Volume 55

A Double Standard in the Law of Deception: When Lies to the Government Are Penalized and Lies by the Government Are Protected

by Bonnie Trunley

The law of deception “giv[es] legal force to everyday norms of interpretation and truth-telling.” Societal consensus establishes that lying is wrong and that, when the lies of an individual cause a specific harm, that individual should pay for the harm. Conversely, when a lie does not result in harm, although many may consider the lie immoral, society does not require punishment or liability. The American legal system reflects this idea in “the torts of negligent misrepresentation, defamation, and slander; . . . civil and criminal securities fraud laws; and laws prohibiting false advertising.” These areas of the law differ in how they deal with deceptive acts.Acommon element in each of these legal regimes, however, is the requirement that some actual harm resulted from the deceptive act: a harm requirement. The harm requirement ensures that individuals are only liable for their deceit when they cause an actual injury and also provides a remedy for those harmed by such deceit, provided they can show proof of actual harm. The law also regulates deception in the context of citizen interaction with law enforcement and other government officials. In that context, however, the element of actual harm—despite being nearly ubiquitous throughout the law of deception—disappears.

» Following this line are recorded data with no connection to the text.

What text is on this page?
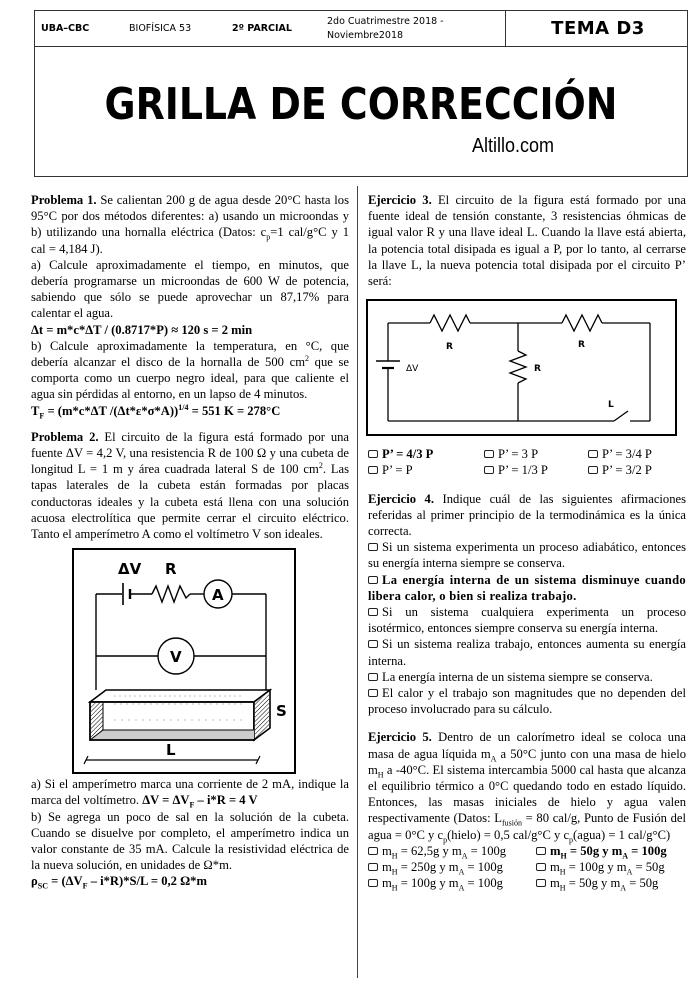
UBA–CBC	BIOFÍSICA 53	2º PARCIAL
2do Cuatrimestre 2018 -
Noviembre2018	TEMA D3
GRILLA DE CORRECCIÓN
Altillo.com

Problema 1. Se calientan 200 g de agua desde 20°C hasta los 95°C por dos métodos diferentes: a) usando un microondas y b) utilizando una hornalla eléctrica (Datos: $c_p=1$ cal/g°C y 1 cal = 4,184 J).

a) Calcule aproximadamente el tiempo, en minutos, que debería programarse un microondas de 600 W de potencia, sabiendo que sólo se puede aprovechar un 87,17% para calentar el agua.

Δt = m*c*ΔT / (0.8717*P) ≈ 120 s = 2 min

b) Calcule aproximadamente la temperatura, en °C, que debería alcanzar el disco de la hornalla de 500 $cm^2$ que se comporta como un cuerpo negro ideal, para que caliente el agua sin pérdidas al entorno, en un lapso de 4 minutos.

$T_F = (m*c*\Delta T$ /(Δt*ε*σ*A))$^{1/4}$ = 551 K = 278°C

Problema 2. El circuito de la figura está formado por una fuente ΔV = 4,2 V, una resistencia R de 100 Ω y una cubeta de longitud L = 1 m y área cuadrada lateral S de 100 $cm^2$. Las tapas laterales de la cubeta están formadas por placas conductoras ideales y la cubeta está llena con una solución acuosa electrolítica que permite cerrar el circuito eléctrico. Tanto el amperímetro A como el voltímetro V son ideales.

ΔV R
A
V
S
L

a) Si el amperímetro marca una corriente de 2 mA, indique la marca del voltímetro. $\Delta V = \Delta V_F - i*R = 4$ V

b) Se agrega un poco de sal en la solución de la cubeta. Cuando se disuelve por completo, el amperímetro indica un valor constante de 35 mA. Calcule la resistividad eléctrica de la nueva solución, en unidades de Ω*m.

$\rho_{SC} = (\Delta V_F - i*R)*S/L = 0,2$ Ω*m

Ejercicio 3. El circuito de la figura está formado por una fuente ideal de tensión constante, 3 resistencias óhmicas de igual valor R y una llave ideal L. Cuando la llave está abierta, la potencia total disipada es igual a P, por lo tanto, al cerrarse la llave L, la nueva potencia total disipada por el circuito P’ será:

R	R
R
ΔV
L
P’ = 4/3 P	P’ = 3 P	P’ = 3/4 P
P’ = P	P’ = 1/3 P	P’ = 3/2 P

Ejercicio 4. Indique cuál de las siguientes afirmaciones referidas al primer principio de la termodinámica es la única correcta.

Si un sistema experimenta un proceso adiabático, entonces su energía interna siempre se conserva.

La energía interna de un sistema disminuye cuando libera calor, o bien si realiza trabajo.

Si un sistema cualquiera experimenta un proceso isotérmico, entonces siempre conserva su energía interna.

Si un sistema realiza trabajo, entonces aumenta su energía interna.

La energía interna de un sistema siempre se conserva.

El calor y el trabajo son magnitudes que no dependen del proceso involucrado para su cálculo.

Ejercicio 5. Dentro de un calorímetro ideal se coloca una masa de agua líquida $m_A$ a 50°C junto con una masa de hielo $m_H$ a -40°C. El sistema intercambia 5000 cal hasta que alcanza el equilibrio térmico a 0°C quedando todo en estado líquido. Entonces, las masas iniciales de hielo y agua valen respectivamente (Datos: $L_{fusión} = 80$ cal/g, Punto de Fusión del agua = 0°C y $c_p(hielo) = 0,5$ cal/g°C y $c_p(agua) = 1$ cal/g°C)

$m_H = 62,5g$ y $m_A = 100g$	$m_H = 50g$ y $m_A = 100g$
$m_H = 250g$ y $m_A = 100g$	$m_H = 100g$ y $m_A = 50g$
$m_H = 100g$ y $m_A = 100g$	$m_H = 50g$ y $m_A = 50g$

This area of the law deals with the actions of both citizens who attempt to deceive law enforcement officials and officials who attempt to deceive citizens. In the first category—the actions of ordinary citizens—deceptive acts or false statements to government officials are criminalized under 18 U.S.C. § 1001. This law aims to prevent the loss of information during law enforcement investigations and to deter individuals who would lie to impede such investigations. Law enforcement officials, however, often expect that suspects may lie to them in criminal investigations, which brings into question whether an actual harm exists where law enforcement officials know they are being lied to, particularly when the lie in question is a simple denial of guilt. The broad application of § 1001 leads to some instances in which no harm occurs, yet the deceiver is still punished—a stark contrast to other areas of the law of deceit that prevent liability without actual harm. The law protects the second category—deceit by government officials (e.g., police officers and prosecutors)—such that officials are not held liable for the lies they tell to suspects or defendants, regardless of the real harm such lies may cause. While not all lies by government officials result in harm, when they do, it is nearly impossible to hold those officials responsible for such deceit. This approach differs drastically from how the law treats lies by citizens both to the government and to each other.

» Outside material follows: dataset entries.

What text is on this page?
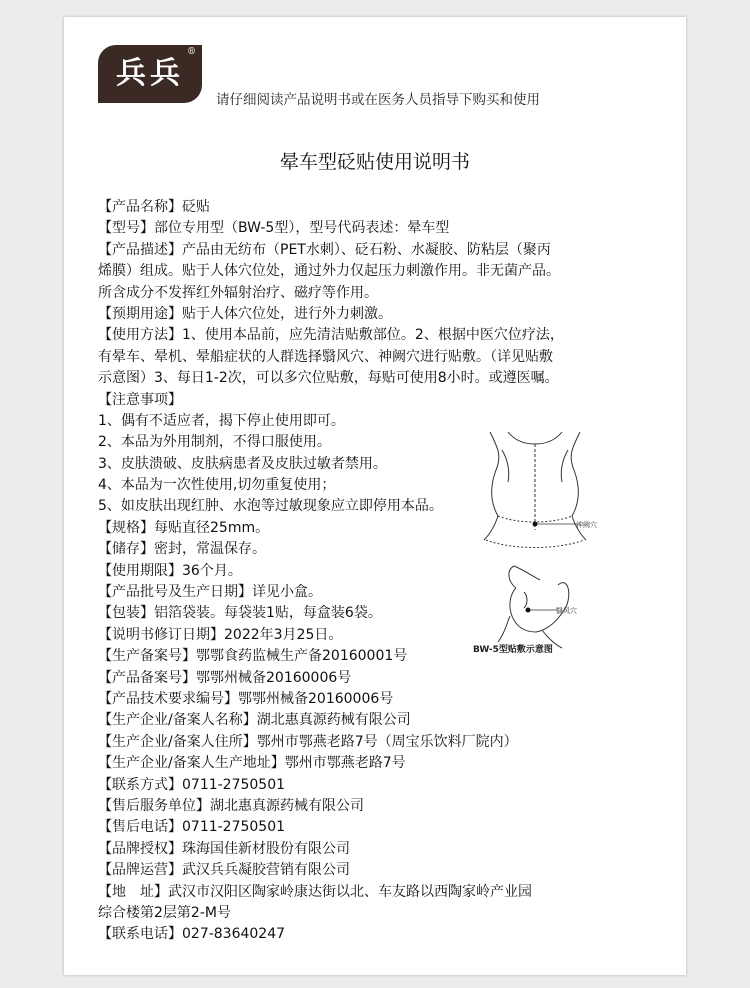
兵兵
®
请仔细阅读产品说明书或在医务人员指导下购买和使用
晕车型砭贴使用说明书
【产品名称】砭贴
【型号】部位专用型（BW-5型），型号代码表述：晕车型
【产品描述】产品由无纺布（PET水刺）、砭石粉、水凝胶、防粘层（聚丙
烯膜）组成。贴于人体穴位处，通过外力仅起压力刺激作用。非无菌产品。
所含成分不发挥红外辐射治疗、磁疗等作用。
【预期用途】贴于人体穴位处，进行外力刺激。
【使用方法】1、使用本品前，应先清洁贴敷部位。2、根据中医穴位疗法，
有晕车、晕机、晕船症状的人群选择翳风穴、神阙穴进行贴敷。（详见贴敷
示意图）3、每日1-2次，可以多穴位贴敷，每贴可使用8小时。或遵医嘱。
【注意事项】
1、偶有不适应者，揭下停止使用即可。
2、本品为外用制剂，不得口服使用。
3、皮肤溃破、皮肤病患者及皮肤过敏者禁用。
4、本品为一次性使用,切勿重复使用；
5、如皮肤出现红肿、水泡等过敏现象应立即停用本品。
【规格】每贴直径25mm。
【储存】密封，常温保存。
【使用期限】36个月。
【产品批号及生产日期】详见小盒。
【包装】铝箔袋装。每袋装1贴，每盒装6袋。
【说明书修订日期】2022年3月25日。
【生产备案号】鄂鄂食药监械生产备20160001号
【产品备案号】鄂鄂州械备20160006号
【产品技术要求编号】鄂鄂州械备20160006号
【生产企业/备案人名称】湖北惠真源药械有限公司
【生产企业/备案人住所】鄂州市鄂燕老路7号（周宝乐饮料厂院内）
【生产企业/备案人生产地址】鄂州市鄂燕老路7号
【联系方式】0711-2750501
【售后服务单位】湖北惠真源药械有限公司
【售后电话】0711-2750501
【品牌授权】珠海国佳新材股份有限公司
【品牌运营】武汉兵兵凝胶营销有限公司
【地　址】武汉市汉阳区陶家岭康达街以北、车友路以西陶家岭产业园
综合楼第2层第2-M号
【联系电话】027-83640247
神阙穴
翳风穴
BW-5型贴敷示意图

The result is a double standard in the law of deception that governs interactions between private citizens and law enforcement officials. In most areas of the law that govern deceptive acts, a deceived individual must show an actual harm arising from the deceptive act to recover. The opposite is true for deception between citizens and law enforcement. When citizens lie to the police, they face punishment regardless of whether harm resulted. Yet when police lie to citizens, they remain free of liability even when actual harm results. Injured citizens are thus robbed of a remedy that most areas of the law would provide simply because the government, rather than another citizen, deceived them. Individuals who lie or deceive law enforcement but cause no injury, however, are penalized for lies that the law otherwise would not punish. To remedy this double standard, the law that governs citizen interactions with law enforcement should adopt some form of the harm requirement present throughout most of the law of deceit. A harm requirement would allow harmed citizens to hold those who deceive them accountable and would prevent the unfair punishment of citizens whose lies cause no harm.

The law that governs deceit between citizens and law enforcement centers on a strange double standard, and the harm requirement common in the law of deception in other contexts offers a ready solution. Part I of this Note will provide an overview of three areas of the law that deal with deception: the common law of deceit, the law of false advertising, and securities law; and will highlight the harm requirements prominent in each. Part II of the Note will explore lies made to law enforcement officials, initially outlining the legal standard applied to such lies and subsequently arguing that in some circumstances no actual harm results from such lies. Part III will discuss lies and deceit perpetrated by law enforcement officials. It will first examine the legal standards that apply to lies police use in undercover work, to conduct searches and seizures, and to facilitate custodial interrogations, as well as the legal and ethical standards that apply to deceptive conduct by prosecutors, particularly in the plea-bargaining process. Part III will further review real harms that occur as a result of lies by both police and prosecutors. The concluding remarks will discuss the practical realities that explain why this double standard exists and argue that the standards applied to deception of and by government officials should be modified to incorporate some version of the harm requirement present in the other areas of the law of deception. The harm requirement presents a needed solution to the problematic double standard in the law of deception that governs deceit between citizens and law enforcement.